Flavian was almost as bad. “Just fancy it being
Mordecai
!” he kept saying. “He’s been on the Castle staff for years. I used to
like
him!”

Both of them jumped up with a sort of relief when a footman came to fetch them to the Middle Drawing Room. At least, Christopher thought, as he followed Flavian across the hall, when everything came out nobody would expect him to be the next Chrestomanci any longer. Somehow the thought was not as comforting as he had hoped.

In the enormous drawing room, Gabriel was sitting at the center of a half circle of gilded armchairs, like an old black and gray king on his throne. To one side of him sat serious and important-looking policemen with notebooks and three men carrying briefcases who all wore whiskers more imposing than Papa’s. Flavian whispered that these were men from the Government. Miss Rosalie and the rest of Gabriel’s staff sat on the other side of the semicircle. Christopher was beckoned to a chair about halfway along. He had an excellent view when two sturdy warlock footmen brought Tacroy in and sat him in a chair facing the others.

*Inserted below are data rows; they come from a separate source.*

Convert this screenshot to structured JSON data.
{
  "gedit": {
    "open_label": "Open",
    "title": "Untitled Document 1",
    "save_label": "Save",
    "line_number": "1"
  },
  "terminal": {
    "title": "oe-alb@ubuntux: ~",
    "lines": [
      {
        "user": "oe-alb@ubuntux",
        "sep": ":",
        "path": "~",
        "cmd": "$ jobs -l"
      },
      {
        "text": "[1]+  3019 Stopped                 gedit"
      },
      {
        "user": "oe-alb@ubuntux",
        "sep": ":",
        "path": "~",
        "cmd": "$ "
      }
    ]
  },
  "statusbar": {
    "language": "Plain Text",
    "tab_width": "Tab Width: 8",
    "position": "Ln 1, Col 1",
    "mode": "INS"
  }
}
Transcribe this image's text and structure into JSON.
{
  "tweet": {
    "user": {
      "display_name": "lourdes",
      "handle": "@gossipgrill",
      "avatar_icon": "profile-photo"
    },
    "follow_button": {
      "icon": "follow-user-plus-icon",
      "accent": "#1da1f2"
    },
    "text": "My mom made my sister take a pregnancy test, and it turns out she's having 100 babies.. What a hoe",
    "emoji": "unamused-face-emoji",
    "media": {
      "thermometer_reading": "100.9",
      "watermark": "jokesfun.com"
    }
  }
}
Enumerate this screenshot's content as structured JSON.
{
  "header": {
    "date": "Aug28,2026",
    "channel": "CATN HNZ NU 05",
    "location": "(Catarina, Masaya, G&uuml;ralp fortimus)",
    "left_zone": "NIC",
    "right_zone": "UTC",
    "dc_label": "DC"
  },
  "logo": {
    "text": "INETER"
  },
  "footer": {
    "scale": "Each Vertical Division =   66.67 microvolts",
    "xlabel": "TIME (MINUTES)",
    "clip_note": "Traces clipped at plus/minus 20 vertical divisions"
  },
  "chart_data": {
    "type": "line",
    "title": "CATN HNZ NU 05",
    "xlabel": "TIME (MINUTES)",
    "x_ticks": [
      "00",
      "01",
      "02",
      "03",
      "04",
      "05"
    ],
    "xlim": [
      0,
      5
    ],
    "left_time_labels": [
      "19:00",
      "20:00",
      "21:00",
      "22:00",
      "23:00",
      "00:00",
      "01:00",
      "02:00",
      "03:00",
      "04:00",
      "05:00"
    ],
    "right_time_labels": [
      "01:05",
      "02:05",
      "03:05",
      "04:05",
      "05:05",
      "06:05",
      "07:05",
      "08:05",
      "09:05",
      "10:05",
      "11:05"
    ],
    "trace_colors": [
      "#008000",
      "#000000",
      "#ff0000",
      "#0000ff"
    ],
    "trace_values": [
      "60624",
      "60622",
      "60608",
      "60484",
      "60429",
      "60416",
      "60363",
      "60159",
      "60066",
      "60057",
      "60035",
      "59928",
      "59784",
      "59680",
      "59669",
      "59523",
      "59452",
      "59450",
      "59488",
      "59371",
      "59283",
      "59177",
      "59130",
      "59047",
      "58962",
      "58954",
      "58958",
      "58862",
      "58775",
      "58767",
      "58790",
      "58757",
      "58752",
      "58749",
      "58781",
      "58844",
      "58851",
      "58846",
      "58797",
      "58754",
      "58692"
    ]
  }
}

“Mordecai Roberts,” one of the policemen said, “you are under arrest and I must warn you that anything you say will be taken down and may be used in evidence later. Do you wish to have a lawyer present with you?”

“Not particularly,” said Tacroy. In his body, he was not quite the Tacroy Christopher knew. Instead of the old green suit, he was wearing a much smarter brown one, with a blue silk cravat and a handkerchief that matched it in his top pocket. His boots were handmade calf. Though his curls were exactly the same, there were lines on his face that never appeared on the face of his spirit, laughlines set in a rather insolent and bitter pattern. He was pretending to lounge in his chair with one handmade boot swinging in a carefree way, but Christopher could tell he was not carefree at all. “No point in a lawyer,” he said. “You caught me in the act after all. I’ve been a double agent for years now. There’s no way I could deny it.”